But in car-centric Los Angeles, at least one potential hurdle might stand in the way for developers, retailers and restaurateurs: parking.

Even as office, residential and retail projects have sprouted up all around downtown, parking lots have begun disappearing, snapped up by developers who have dense projects in mind. And in Los Angeles, where the car is by far the preferred mode of transportation, fewer options for parking might mean fewer customers willing to see the burgeoning area as a shopping destination.

Developers are required to provide a certain number of spots for retail tenants and their customers, but some wonder whether those requirements are enough given the density of the area. Downtown already has few affordable places for the public to park.

Current city parking regulations require retail properties to have four parking spots for every 1,000 square feet, twice the requirement for office space. That means the 400,000-square-foot retail component of the Bloc, for example, a redevelopment project by downtown L.A. developer Ratkovich Co., will need at least 1,600 parking spots. Restaurants, coffee shops, bars and nightclubs require even more – at least 10 spots for every 1,000 square feet.
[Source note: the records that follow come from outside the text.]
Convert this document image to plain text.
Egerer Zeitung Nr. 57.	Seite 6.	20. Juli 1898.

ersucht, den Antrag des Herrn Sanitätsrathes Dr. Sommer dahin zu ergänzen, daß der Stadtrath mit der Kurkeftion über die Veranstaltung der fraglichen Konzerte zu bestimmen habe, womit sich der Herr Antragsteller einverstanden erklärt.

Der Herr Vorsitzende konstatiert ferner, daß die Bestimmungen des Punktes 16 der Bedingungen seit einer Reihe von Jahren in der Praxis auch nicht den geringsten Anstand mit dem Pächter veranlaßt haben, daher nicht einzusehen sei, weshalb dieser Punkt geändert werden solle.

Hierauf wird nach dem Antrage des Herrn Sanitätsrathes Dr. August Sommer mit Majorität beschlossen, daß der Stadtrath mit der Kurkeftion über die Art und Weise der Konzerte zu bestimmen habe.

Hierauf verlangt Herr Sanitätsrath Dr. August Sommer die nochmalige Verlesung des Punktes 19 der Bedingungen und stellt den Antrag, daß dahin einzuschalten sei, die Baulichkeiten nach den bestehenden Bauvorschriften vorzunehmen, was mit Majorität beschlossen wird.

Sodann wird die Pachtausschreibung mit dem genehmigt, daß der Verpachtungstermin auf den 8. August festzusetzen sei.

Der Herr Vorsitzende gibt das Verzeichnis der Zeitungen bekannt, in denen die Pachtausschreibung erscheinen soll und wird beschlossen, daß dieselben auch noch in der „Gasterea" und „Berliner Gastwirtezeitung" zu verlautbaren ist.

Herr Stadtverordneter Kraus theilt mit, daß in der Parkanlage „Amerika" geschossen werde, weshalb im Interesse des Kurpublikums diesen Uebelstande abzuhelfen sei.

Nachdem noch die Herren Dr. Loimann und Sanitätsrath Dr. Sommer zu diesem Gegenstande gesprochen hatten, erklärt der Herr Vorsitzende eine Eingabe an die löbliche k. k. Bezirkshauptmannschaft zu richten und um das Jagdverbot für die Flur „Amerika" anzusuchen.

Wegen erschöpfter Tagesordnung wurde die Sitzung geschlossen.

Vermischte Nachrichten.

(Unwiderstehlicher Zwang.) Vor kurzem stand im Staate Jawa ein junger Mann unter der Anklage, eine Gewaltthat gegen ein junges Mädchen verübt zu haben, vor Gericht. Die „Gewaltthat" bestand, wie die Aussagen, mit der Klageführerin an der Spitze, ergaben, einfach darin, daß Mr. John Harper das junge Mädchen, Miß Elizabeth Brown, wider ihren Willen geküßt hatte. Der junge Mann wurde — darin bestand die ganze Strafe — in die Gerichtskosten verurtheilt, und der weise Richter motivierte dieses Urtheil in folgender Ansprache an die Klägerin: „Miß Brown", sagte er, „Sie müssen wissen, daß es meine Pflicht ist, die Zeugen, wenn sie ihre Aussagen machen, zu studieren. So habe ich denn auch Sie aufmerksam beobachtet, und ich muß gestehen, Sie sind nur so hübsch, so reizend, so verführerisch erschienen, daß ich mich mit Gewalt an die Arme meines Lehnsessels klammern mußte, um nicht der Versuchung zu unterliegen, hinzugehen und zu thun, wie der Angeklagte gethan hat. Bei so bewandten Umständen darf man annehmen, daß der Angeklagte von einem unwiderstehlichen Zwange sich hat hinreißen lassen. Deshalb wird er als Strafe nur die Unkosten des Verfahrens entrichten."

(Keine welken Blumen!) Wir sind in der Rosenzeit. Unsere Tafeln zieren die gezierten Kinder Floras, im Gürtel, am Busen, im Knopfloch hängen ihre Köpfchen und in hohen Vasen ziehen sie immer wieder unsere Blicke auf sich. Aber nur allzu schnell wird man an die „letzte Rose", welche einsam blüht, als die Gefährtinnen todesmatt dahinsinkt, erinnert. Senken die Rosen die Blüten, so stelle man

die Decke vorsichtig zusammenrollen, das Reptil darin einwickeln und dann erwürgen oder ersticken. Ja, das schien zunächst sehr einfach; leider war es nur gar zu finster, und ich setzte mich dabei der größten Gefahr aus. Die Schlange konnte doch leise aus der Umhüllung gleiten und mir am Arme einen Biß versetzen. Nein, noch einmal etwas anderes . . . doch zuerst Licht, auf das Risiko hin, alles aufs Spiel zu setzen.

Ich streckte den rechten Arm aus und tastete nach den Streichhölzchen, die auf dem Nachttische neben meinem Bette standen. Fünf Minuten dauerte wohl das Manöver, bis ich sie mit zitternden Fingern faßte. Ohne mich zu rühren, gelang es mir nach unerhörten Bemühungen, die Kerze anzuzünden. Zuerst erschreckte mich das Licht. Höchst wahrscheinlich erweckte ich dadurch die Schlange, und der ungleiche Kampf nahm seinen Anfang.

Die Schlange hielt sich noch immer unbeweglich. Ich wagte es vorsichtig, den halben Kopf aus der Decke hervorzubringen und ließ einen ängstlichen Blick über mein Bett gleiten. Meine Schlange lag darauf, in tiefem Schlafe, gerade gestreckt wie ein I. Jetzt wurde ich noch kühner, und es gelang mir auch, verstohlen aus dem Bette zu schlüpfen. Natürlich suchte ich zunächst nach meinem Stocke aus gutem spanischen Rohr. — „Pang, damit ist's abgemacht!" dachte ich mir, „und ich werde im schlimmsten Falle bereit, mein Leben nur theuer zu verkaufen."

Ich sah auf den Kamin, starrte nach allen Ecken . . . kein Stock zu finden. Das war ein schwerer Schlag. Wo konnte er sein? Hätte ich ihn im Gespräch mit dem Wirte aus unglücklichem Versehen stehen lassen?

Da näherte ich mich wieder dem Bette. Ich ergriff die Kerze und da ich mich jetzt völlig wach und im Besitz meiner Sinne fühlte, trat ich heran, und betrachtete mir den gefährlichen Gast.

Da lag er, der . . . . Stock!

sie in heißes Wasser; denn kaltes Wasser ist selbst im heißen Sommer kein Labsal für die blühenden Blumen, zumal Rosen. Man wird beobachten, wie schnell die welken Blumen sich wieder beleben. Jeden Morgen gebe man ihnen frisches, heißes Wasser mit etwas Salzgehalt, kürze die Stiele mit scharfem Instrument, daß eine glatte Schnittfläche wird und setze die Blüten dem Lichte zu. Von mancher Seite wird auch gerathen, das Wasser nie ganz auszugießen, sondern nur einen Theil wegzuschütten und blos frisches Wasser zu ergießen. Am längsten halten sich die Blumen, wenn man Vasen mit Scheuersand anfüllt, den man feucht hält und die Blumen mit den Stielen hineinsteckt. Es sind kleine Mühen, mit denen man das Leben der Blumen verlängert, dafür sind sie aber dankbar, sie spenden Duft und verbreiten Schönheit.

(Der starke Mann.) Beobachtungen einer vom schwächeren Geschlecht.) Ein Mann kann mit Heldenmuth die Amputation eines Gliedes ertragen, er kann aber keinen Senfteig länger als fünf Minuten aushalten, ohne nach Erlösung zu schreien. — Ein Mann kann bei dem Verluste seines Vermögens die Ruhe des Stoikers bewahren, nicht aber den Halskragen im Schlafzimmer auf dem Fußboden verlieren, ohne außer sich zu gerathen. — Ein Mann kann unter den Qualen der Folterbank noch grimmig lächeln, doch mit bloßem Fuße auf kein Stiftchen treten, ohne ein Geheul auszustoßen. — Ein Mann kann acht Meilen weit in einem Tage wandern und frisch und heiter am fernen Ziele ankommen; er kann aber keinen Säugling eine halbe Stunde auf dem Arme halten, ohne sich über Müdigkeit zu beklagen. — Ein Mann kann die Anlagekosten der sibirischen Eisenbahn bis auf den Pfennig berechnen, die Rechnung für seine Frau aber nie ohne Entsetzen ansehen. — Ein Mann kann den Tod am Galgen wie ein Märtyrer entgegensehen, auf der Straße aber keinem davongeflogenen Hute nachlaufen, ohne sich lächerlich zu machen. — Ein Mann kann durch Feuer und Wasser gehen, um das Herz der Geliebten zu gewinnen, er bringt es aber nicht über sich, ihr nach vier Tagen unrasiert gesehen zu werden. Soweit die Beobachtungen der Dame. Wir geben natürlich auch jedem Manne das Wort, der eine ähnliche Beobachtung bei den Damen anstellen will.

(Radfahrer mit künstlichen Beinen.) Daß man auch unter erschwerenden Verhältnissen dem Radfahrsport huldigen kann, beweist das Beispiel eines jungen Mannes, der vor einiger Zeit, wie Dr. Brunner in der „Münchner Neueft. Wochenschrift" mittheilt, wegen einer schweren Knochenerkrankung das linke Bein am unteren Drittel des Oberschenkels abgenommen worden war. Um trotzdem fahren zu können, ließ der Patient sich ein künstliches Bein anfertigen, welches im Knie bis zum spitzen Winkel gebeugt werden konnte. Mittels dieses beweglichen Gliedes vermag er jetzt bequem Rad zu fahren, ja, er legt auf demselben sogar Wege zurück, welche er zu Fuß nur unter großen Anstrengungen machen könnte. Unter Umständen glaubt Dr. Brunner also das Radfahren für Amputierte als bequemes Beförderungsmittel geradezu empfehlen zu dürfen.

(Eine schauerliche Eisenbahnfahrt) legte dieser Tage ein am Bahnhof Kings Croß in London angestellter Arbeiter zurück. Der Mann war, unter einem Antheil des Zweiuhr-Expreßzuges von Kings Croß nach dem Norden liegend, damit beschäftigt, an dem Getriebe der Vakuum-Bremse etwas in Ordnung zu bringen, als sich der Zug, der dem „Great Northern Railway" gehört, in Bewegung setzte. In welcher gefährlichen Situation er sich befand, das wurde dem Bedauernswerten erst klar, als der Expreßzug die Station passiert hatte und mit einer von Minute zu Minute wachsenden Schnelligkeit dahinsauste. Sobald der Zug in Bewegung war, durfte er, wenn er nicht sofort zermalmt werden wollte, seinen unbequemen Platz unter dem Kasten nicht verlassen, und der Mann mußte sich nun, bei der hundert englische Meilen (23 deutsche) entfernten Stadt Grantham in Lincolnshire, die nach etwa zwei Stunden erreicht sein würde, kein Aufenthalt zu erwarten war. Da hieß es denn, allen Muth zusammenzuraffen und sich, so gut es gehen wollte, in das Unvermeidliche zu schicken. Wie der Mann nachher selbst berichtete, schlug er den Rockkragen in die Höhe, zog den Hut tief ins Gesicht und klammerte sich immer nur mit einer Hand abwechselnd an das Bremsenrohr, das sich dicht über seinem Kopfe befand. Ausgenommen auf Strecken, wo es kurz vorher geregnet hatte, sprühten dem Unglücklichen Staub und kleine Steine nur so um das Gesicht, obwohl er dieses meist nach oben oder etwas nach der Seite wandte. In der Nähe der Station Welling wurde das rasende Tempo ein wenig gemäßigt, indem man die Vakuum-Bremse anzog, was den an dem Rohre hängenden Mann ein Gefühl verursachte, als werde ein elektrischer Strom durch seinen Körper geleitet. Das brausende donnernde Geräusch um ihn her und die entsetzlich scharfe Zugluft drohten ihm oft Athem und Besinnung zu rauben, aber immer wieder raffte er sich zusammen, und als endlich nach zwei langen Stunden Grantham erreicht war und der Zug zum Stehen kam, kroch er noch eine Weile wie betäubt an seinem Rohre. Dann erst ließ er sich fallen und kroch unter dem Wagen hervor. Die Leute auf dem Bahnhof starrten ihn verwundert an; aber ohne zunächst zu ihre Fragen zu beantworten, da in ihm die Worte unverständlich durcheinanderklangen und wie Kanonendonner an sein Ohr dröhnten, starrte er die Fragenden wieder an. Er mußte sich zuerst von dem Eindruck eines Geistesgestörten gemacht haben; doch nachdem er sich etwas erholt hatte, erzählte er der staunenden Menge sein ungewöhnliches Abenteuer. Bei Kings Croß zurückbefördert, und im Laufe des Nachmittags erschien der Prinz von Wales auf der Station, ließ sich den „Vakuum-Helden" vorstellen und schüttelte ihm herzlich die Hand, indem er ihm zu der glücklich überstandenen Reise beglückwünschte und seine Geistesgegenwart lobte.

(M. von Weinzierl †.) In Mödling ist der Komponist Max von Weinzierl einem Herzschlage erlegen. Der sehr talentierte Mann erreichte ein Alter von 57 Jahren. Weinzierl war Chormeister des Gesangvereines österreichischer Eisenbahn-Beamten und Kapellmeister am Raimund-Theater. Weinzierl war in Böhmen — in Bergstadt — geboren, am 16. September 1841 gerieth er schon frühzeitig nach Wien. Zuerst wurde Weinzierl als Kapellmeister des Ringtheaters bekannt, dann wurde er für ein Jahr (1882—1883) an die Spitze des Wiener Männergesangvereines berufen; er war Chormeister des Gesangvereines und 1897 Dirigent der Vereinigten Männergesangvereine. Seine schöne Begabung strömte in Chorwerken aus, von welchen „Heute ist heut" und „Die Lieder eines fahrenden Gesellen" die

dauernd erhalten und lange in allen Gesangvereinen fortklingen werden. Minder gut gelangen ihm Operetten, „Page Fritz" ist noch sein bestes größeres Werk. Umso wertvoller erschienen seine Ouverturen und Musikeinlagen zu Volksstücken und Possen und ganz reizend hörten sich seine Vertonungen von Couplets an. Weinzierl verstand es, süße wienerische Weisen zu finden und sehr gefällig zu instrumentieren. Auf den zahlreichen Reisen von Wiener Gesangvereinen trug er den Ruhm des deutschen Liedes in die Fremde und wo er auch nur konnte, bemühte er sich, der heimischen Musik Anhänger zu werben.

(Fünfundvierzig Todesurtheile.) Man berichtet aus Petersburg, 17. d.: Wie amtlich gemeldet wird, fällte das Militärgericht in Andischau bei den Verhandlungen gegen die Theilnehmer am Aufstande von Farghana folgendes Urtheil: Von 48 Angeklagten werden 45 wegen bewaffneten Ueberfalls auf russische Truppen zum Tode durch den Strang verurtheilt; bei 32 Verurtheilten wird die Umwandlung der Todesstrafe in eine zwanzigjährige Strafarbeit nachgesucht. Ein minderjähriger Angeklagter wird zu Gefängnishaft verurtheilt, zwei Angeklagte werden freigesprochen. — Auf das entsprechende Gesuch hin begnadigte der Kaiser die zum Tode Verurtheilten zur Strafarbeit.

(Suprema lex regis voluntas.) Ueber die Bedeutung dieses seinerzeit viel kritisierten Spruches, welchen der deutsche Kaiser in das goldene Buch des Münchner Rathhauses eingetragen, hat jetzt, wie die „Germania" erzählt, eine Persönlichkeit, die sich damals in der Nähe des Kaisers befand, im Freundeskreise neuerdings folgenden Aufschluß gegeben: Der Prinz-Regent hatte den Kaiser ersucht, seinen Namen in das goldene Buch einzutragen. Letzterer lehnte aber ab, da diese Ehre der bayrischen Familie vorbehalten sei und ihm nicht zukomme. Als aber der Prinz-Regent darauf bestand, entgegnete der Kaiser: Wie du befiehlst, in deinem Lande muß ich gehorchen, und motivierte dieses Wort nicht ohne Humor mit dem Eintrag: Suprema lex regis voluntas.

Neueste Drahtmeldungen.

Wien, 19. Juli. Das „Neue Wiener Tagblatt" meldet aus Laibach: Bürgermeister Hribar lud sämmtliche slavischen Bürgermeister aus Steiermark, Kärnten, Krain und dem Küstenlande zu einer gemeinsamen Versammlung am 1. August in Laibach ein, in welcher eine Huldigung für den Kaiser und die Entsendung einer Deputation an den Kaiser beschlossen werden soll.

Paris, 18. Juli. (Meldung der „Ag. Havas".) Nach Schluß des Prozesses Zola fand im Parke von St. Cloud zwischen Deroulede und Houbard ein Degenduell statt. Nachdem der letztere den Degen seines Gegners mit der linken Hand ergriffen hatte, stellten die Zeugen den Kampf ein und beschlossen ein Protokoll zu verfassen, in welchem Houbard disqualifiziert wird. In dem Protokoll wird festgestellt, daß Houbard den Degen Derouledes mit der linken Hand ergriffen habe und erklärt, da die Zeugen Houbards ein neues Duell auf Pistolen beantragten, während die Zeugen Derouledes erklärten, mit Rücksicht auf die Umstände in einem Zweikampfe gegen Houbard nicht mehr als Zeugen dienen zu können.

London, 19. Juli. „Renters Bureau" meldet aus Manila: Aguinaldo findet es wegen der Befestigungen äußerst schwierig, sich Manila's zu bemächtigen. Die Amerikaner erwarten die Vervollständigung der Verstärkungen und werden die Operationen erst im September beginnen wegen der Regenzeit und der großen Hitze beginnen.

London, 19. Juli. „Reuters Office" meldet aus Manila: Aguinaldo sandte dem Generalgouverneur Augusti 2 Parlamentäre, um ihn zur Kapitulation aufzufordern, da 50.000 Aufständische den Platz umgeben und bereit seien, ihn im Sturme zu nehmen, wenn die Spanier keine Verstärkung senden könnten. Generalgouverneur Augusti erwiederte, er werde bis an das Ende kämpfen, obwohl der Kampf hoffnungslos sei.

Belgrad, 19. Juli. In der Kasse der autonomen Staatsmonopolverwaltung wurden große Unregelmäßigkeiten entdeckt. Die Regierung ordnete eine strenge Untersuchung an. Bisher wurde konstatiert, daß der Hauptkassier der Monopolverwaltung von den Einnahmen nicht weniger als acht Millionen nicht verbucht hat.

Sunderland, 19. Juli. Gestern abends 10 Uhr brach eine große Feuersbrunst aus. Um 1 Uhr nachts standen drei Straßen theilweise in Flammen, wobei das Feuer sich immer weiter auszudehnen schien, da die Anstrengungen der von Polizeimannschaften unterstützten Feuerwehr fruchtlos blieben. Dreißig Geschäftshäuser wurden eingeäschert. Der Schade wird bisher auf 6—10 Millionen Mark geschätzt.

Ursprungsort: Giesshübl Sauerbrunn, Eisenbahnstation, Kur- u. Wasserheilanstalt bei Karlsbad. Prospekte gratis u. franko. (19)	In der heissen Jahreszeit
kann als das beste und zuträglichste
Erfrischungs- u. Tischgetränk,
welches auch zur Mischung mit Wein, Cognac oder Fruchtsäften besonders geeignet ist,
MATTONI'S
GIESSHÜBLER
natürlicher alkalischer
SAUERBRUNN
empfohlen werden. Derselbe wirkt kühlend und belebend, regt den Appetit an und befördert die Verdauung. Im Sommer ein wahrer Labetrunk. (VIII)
Exceptions can be made. Developers who build near mass transit are excused in part from providing as many parking spots under the assumption that a portion of visitors to the property will not come by car.

Brian Cornelius, vice president of development at Ratkovich, said that the Bloc, which, in addition to its retail and entertainment space, also will include a 700,000-square-foot office tower and a 478-room hotel, will have about 1,900 parking spots. The $180 million redevelopment project benefits from being less than a block from the Seventh Street Metro Center station.

Derrick Moore, a principal in the downtown office of real estate brokerage Avison Young, said that for retailers interested in moving into ground-level spaces in existing, outdated buildings, of which there are many in downtown, fulfilling such parking requirements might be more challenging.

“Parking is definitely more of a problem for street-front retail and, unfortunately, those are the spaces that are most in demand downtown, because of the visibility they provide and opportunities for branding,” he said.

Brian Kite, a principal at downtown’s SRK Architects Inc., said he can foresee parking being a problem for retail in downtown, at least until extensions to the subway system are complete. The strategy of allowing developers to reduce provided parking spaces before the mass-transit system is fully operational could exacerbate the problem.

“Part of the problem is that parking is what makes retail work,” he said. “But the downtown that is emerging with linkages to mass transit will make parking less and less a problem. The extension of the Expo and Purple lines will make a huge difference.”

Brookfield’s Hogan said the solution should be simple enough. It shouldn’t be up to developers to provide the necessary parking for downtown, but rather the responsibility should fall on local government.

“In order to have successful retail in Los Angeles, you have to answer the car question,” he said. “The city could come in and create some parking structures that would really help spur development in the historic core. I think without someone taking the lead on that and really solving that problem, there are a lot of missed opportunities for that neighborhood.”